Cet article a été publié à l'origine sur Motherboard UK

On estime qu'un million de personnes environ pratiquent le foot US dans le monde. Si ce chiffre est en constante augmentation depuis les années 70, on ne peut pas en dire autant de la recherche en terme de sécurité et de protection des joueurs, longtemps à la traîne, sur la question du casque y compris.

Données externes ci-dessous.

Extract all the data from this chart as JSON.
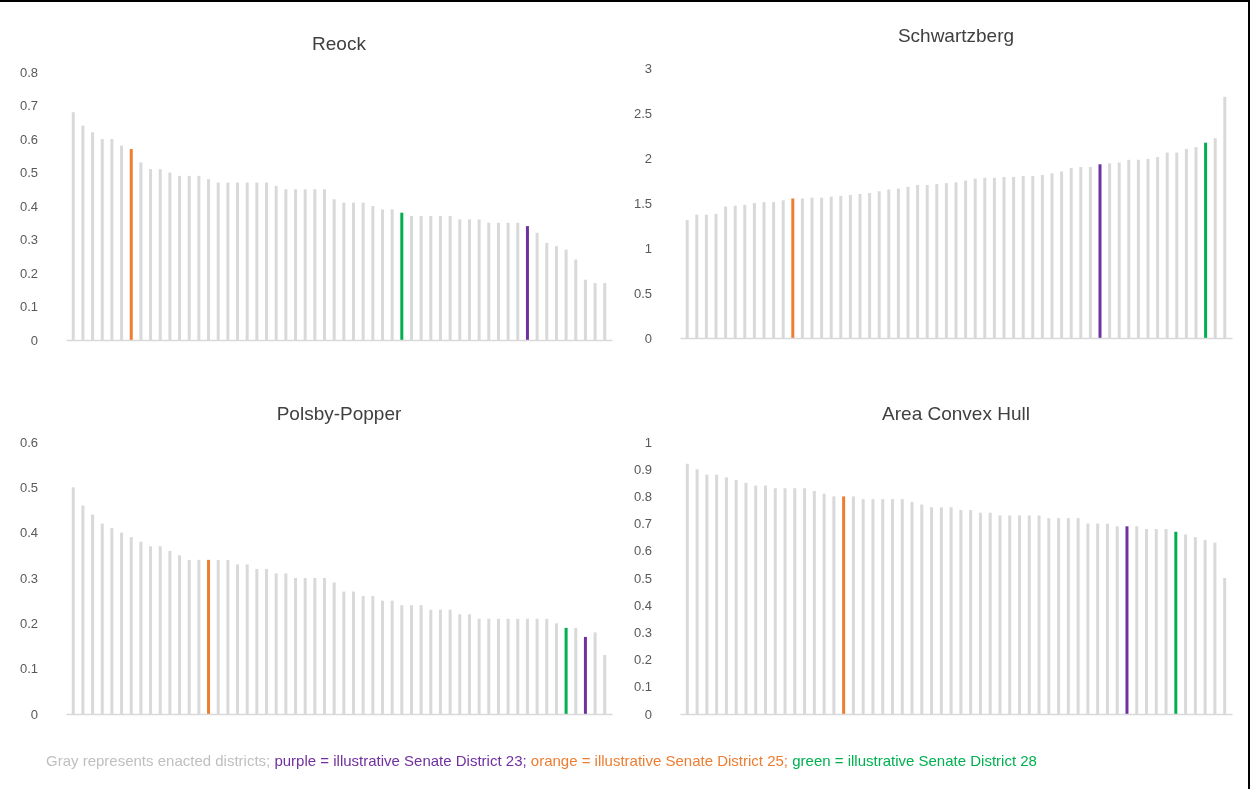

Mais comme ces dernières années, les scientifiques ont accumulé de nombreuses preuves des conséquences dévastatrices des chocs encaissés par les joueurs au cours de leur carrière, le monde du foot US, et la NHL en particulier, se sont enfin décidés à trouver des solutions à ces problèmes de santé. C'est ainsi qu'est né le ZERO1, un nouveau casque bardé de technologie et destiné à protéger au mieux les joueurs des chocs violents qu'ils subissent sur le terrain. Le casque a sans surprise remporté un franc succès, et c'est tant mieux. Il offre une bonne protection contre les différents chocs typiques du foot américain en réduisant les forces rotationnelles déclenchées lors des chutes, il améliore la visibilité et est plus facilement amovible en cas d'évanouissement ou de blessure grave.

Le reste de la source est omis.